With more people visiting parks during this dry time for Montana, preparation and prevention are key to help stop wildfires from spreading. Most wildfires are attributed to human activity with statistics showing 70-to-80% of fires are human-caused.

The leading cause of wildfires is debris burning with escaped or abandoned campfires second and equipment -- parking a vehicle on tall grass, target shooting, trailer chains dragging and causing a spark -- at number three.

The campgrounds have been full every single night since the reopening of Lewis and Clark State Park. Manager Rhea Armstrong said that the park takes precautions in order to decrease the chance of a wildfire.

"The first level of fire restriction is smokers have to in an area that’s safe to smoke so we have lots of those areas built in so even though there isn’t a restriction most of the ashtrays are already located in a spot that would be for that," Armstrong explained.

There are fire pits throughout the campsite.
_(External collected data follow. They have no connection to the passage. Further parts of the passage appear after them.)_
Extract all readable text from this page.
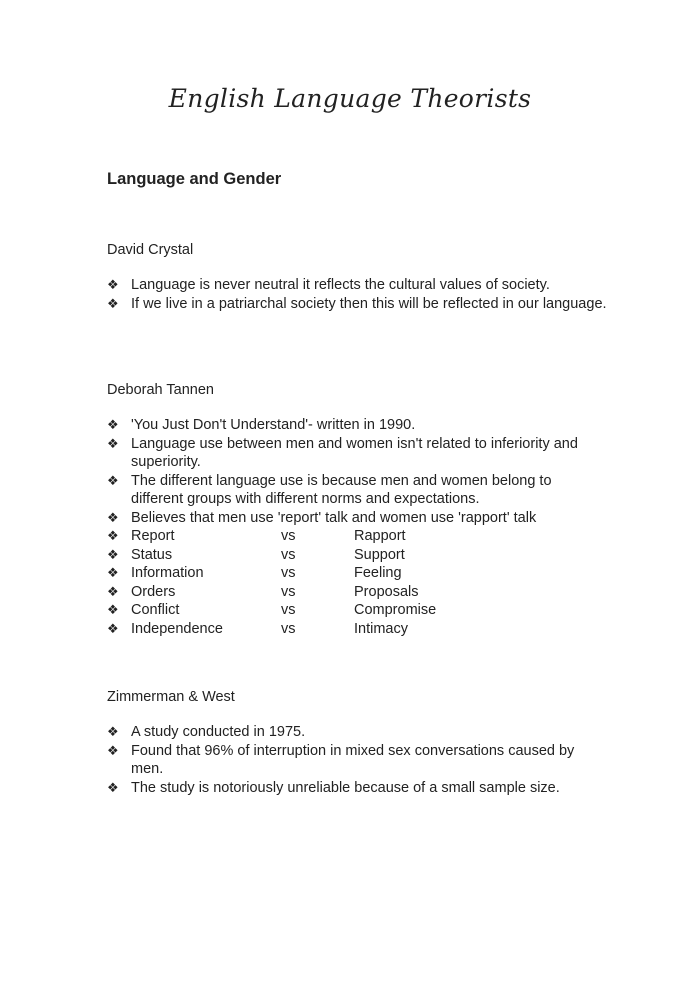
English Language Theorists
Language and Gender

David Crystal

❖ Language is never neutral it reflects the cultural values of society.
❖ If we live in a patriarchal society then this will be reflected in our language.

Deborah Tannen

❖ 'You Just Don't Understand'- written in 1990.
❖ Language use between men and women isn't related to inferiority and superiority.
❖ The different language use is because men and women belong to different groups with different norms and expectations.
❖ Believes that men use 'report' talk and women use 'rapport' talk
❖ Report	vs	Rapport
❖ Status	vs	Support
❖ Information	vs	Feeling
❖ Orders	vs	Proposals
❖ Conflict	vs	Compromise
❖ Independence	vs	Intimacy

Zimmerman & West

❖ A study conducted in 1975.
❖ Found that 96% of interruption in mixed sex conversations caused by men.
❖ The study is notoriously unreliable because of a small sample size.
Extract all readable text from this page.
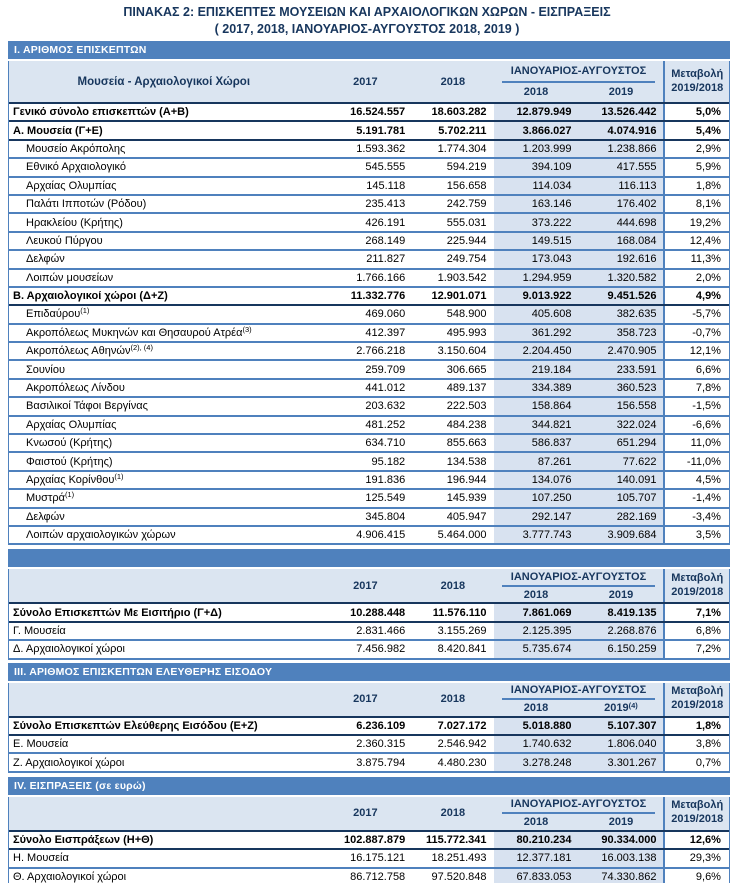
ΠΙΝΑΚΑΣ 2: ΕΠΙΣΚΕΠΤΕΣ ΜΟΥΣΕΙΩΝ ΚΑΙ ΑΡΧΑΙΟΛΟΓΙΚΩΝ ΧΩΡΩΝ - ΕΙΣΠΡΑΞΕΙΣ
( 2017, 2018, ΙΑΝΟΥΑΡΙΟΣ-ΑΥΓΟΥΣΤΟΣ 2018, 2019 )
Ι. ΑΡΙΘΜΟΣ ΕΠΙΣΚΕΠΤΩΝ
Μουσεία - Αρχαιολογικοί Χώροι	2017	2018
ΙΑΝΟΥΑΡΙΟΣ-ΑΥΓΟΥΣΤΟΣ
2018	2019
Μεταβολή
2019/2018
Γενικό σύνολο επισκεπτών (Α+Β)	16.524.557	18.603.282	12.879.949	13.526.442	5,0%
Α. Μουσεία (Γ+Ε)	5.191.781	5.702.211	3.866.027	4.074.916	5,4%
Μουσείο Ακρόπολης	1.593.362	1.774.304	1.203.999	1.238.866	2,9%
Εθνικό Αρχαιολογικό	545.555	594.219	394.109	417.555	5,9%
Αρχαίας Ολυμπίας	145.118	156.658	114.034	116.113	1,8%
Παλάτι Ιπποτών (Ρόδου)	235.413	242.759	163.146	176.402	8,1%
Ηρακλείου (Κρήτης)	426.191	555.031	373.222	444.698	19,2%
Λευκού Πύργου	268.149	225.944	149.515	168.084	12,4%
Δελφών	211.827	249.754	173.043	192.616	11,3%
Λοιπών μουσείων	1.766.166	1.903.542	1.294.959	1.320.582	2,0%
Β. Αρχαιολογικοί χώροι (Δ+Ζ)	11.332.776	12.901.071	9.013.922	9.451.526	4,9%
Επιδαύρου $^{(1)}$	469.060	548.900	405.608	382.635	-5,7%
Ακροπόλεως Μυκηνών και Θησαυρού Ατρέα$^{(3)}$	412.397	495.993	361.292	358.723	-0,7%
Ακροπόλεως Αθηνών$^{(2), (4)}$	2.766.218	3.150.604	2.204.450	2.470.905	12,1%
Σουνίου	259.709	306.665	219.184	233.591	6,6%
Ακροπόλεως Λίνδου	441.012	489.137	334.389	360.523	7,8%
Βασιλικοί Τάφοι Βεργίνας	203.632	222.503	158.864	156.558	-1,5%
Αρχαίας Ολυμπίας	481.252	484.238	344.821	322.024	-6,6%
Κνωσού (Κρήτης)	634.710	855.663	586.837	651.294	11,0%
Φαιστού (Κρήτης)	95.182	134.538	87.261	77.622	-11,0%
Αρχαίας Κορίνθου $^{(1)}$	191.836	196.944	134.076	140.091	4,5%
Μυστρά $^{(1)}$	125.549	145.939	107.250	105.707	-1,4%
Δελφών	345.804	405.947	292.147	282.169	-3,4%
Λοιπών αρχαιολογικών χώρων	4.906.415	5.464.000	3.777.743	3.909.684	3,5%
2017	2018
ΙΑΝΟΥΑΡΙΟΣ-ΑΥΓΟΥΣΤΟΣ
2018	2019
Μεταβολή
2019/2018
Σύνολο Επισκεπτών Με Εισιτήριο (Γ+Δ)	10.288.448	11.576.110	7.861.069	8.419.135	7,1%
Γ. Μουσεία	2.831.466	3.155.269	2.125.395	2.268.876	6,8%
Δ. Αρχαιολογικοί χώροι	7.456.982	8.420.841	5.735.674	6.150.259	7,2%
ΙΙΙ. ΑΡΙΘΜΟΣ ΕΠΙΣΚΕΠΤΩΝ ΕΛΕΥΘΕΡΗΣ ΕΙΣΟΔΟΥ
2017	2018
ΙΑΝΟΥΑΡΙΟΣ-ΑΥΓΟΥΣΤΟΣ
2018	2019$^{(4)}$
Μεταβολή
2019/2018
Σύνολο Επισκεπτών Ελεύθερης Εισόδου (Ε+Ζ)	6.236.109	7.027.172	5.018.880	5.107.307	1,8%
Ε. Μουσεία	2.360.315	2.546.942	1.740.632	1.806.040	3,8%
Ζ. Αρχαιολογικοί χώροι	3.875.794	4.480.230	3.278.248	3.301.267	0,7%
ΙV. ΕΙΣΠΡΑΞΕΙΣ (σε ευρώ)
2017	2018
ΙΑΝΟΥΑΡΙΟΣ-ΑΥΓΟΥΣΤΟΣ
2018	2019
Μεταβολή
2019/2018
Σύνολο Εισπράξεων (Η+Θ)	102.887.879	115.772.341	80.210.234	90.334.000	12,6%
Η. Μουσεία	16.175.121	18.251.493	12.377.181	16.003.138	29,3%
Θ. Αρχαιολογικοί χώροι	86.712.758	97.520.848	67.833.053	74.330.862	9,6%
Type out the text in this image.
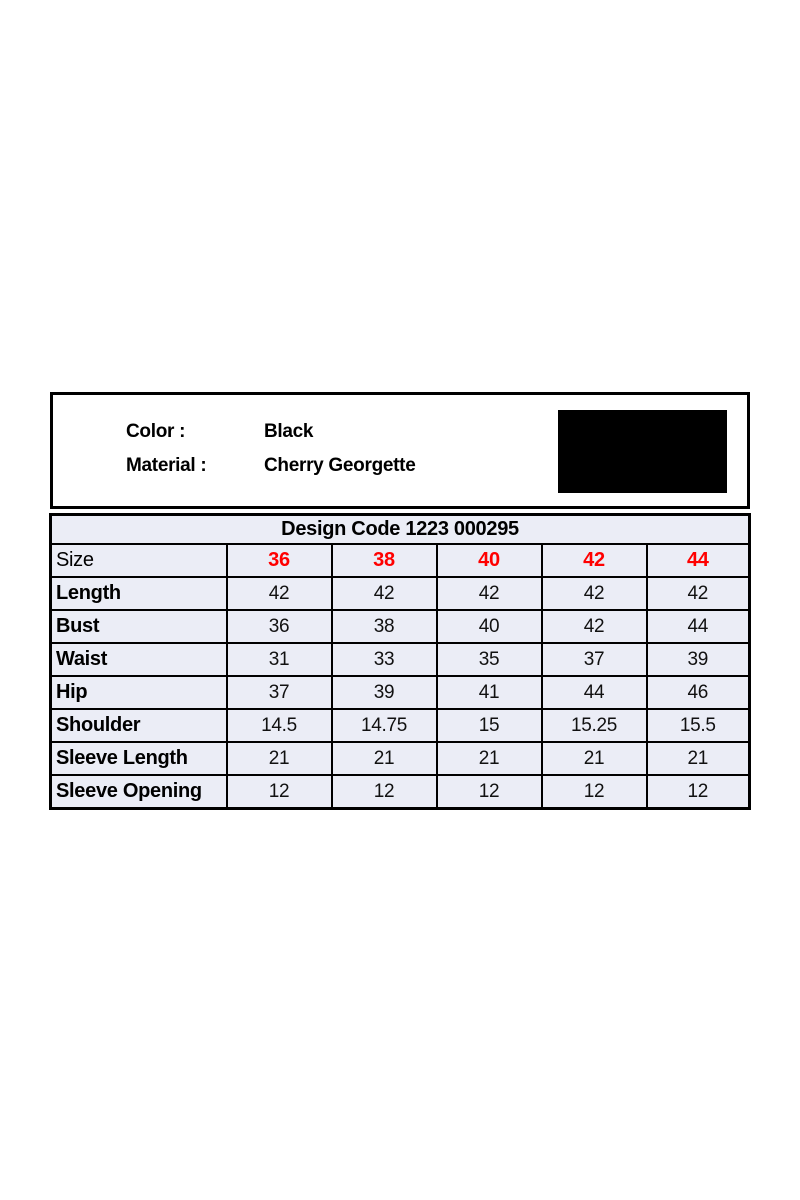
Color :	Black
Material :	Cherry Georgette
Design Code 1223 000295					
Size	36	38	40	42	44
Length	42	42	42	42	42
Bust	36	38	40	42	44
Waist	31	33	35	37	39
Hip	37	39	41	44	46
Shoulder	14.5	14.75	15	15.25	15.5
Sleeve Length	21	21	21	21	21
Sleeve Opening	12	12	12	12	12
However, the fire pits that were located in the woods were taken out years ago because they thought it would be harder to control.

"If you have it in the fire ring we consider it safe, but any other place would be unsafe," said Armstrong.

But if a wildfire does start, make sure that you're prepared for the fire and smoke. The DNRC will provide a free wildfire risk home assessment by fire professionals

"Make sure we’re changing our air filters, getting ready for our smoke-filled air that probably will be coming, and preparing our homes and properties," said Mortenson.